First, just so you're clear, there really is no such thing as a hard radius for an atom or ion. It's a purely experimental parameter.
Of your two potential explanations, #1 is certainly the most important for most ions. But I don't regard #2 as nonsense at all, although in most cases it's not a large contributor to the effective ionic radius. If you have two electrons in the same shell, they will shield each other. For instance, in the case of Mg, each 2s electron partially blocks the other from the full power of the nuclear core charge (because each electron spends some of its time closer to the nucleus than the other). If you were able to remove a single electron, the effective core charge felt by the other would be increased, which would lead to some degree of contraction. But Mg+ doesn't really persist for any length of time, and since the ionic radius is basically determined by measuring the inter-nuclear distance and dividing by two, you won't really find any values for the ionic radius of Mg+ to demonstrate this effect.

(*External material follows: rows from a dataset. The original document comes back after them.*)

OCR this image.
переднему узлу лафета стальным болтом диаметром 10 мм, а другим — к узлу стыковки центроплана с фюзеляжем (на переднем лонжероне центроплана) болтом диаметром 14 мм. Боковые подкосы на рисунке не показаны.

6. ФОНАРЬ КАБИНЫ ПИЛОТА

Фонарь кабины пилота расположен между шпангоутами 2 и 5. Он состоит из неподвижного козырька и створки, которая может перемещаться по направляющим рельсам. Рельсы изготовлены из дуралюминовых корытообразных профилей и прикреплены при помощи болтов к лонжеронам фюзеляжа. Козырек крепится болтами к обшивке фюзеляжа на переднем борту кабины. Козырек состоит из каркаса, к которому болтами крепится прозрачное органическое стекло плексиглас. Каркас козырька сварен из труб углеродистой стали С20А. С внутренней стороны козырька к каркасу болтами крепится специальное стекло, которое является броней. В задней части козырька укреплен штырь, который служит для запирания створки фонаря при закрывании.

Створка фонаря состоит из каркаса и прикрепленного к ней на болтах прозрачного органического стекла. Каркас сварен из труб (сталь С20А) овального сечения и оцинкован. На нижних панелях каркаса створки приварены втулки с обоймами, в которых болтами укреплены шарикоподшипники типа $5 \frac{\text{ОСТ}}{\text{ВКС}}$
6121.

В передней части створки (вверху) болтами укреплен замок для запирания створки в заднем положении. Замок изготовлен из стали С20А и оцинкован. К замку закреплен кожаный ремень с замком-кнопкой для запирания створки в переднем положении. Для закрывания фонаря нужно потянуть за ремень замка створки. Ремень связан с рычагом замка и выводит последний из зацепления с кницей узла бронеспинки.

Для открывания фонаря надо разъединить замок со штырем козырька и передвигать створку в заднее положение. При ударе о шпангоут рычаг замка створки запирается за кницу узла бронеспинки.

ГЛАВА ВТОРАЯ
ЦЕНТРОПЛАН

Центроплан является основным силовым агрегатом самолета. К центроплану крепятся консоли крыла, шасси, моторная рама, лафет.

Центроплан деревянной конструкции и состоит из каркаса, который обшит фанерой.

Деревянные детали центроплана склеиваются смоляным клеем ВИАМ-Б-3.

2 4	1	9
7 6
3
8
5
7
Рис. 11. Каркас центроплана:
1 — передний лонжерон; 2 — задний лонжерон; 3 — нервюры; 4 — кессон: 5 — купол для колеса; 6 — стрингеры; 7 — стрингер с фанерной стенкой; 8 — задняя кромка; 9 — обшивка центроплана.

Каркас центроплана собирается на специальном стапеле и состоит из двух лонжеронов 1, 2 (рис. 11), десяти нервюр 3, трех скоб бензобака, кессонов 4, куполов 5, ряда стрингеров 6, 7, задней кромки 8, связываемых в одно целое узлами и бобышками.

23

Technically speaking, the 2s electrons of Magnesium also shield the 1s electrons because of penetration effects, but the degree of it is very tiny. Nevertheless, this does mean that removing the 2s electrons will also cause contraction of the 1s electrons. Therefore some of the observed smaller atomic radius of Mg2+ compared to Mg is resulting from your explanation #2. But, it's such a small effect compared to the loss of an entire shell that it's almost not worth mentioning. I can't put any exact numbers on it off the top of my head but of the ~45 pm difference in radius between Mg and Mg2+, I'd guess your explanation #2 accounts for no more than ~2 pm of it. To find out for sure you'd have to do some kind of calculation of the atomic wavefunctions to see what kind of contraction you get for the inner shell electrons when you remove those in the outer shell, or look for indirect evidence (photoelectron spectra, possibly).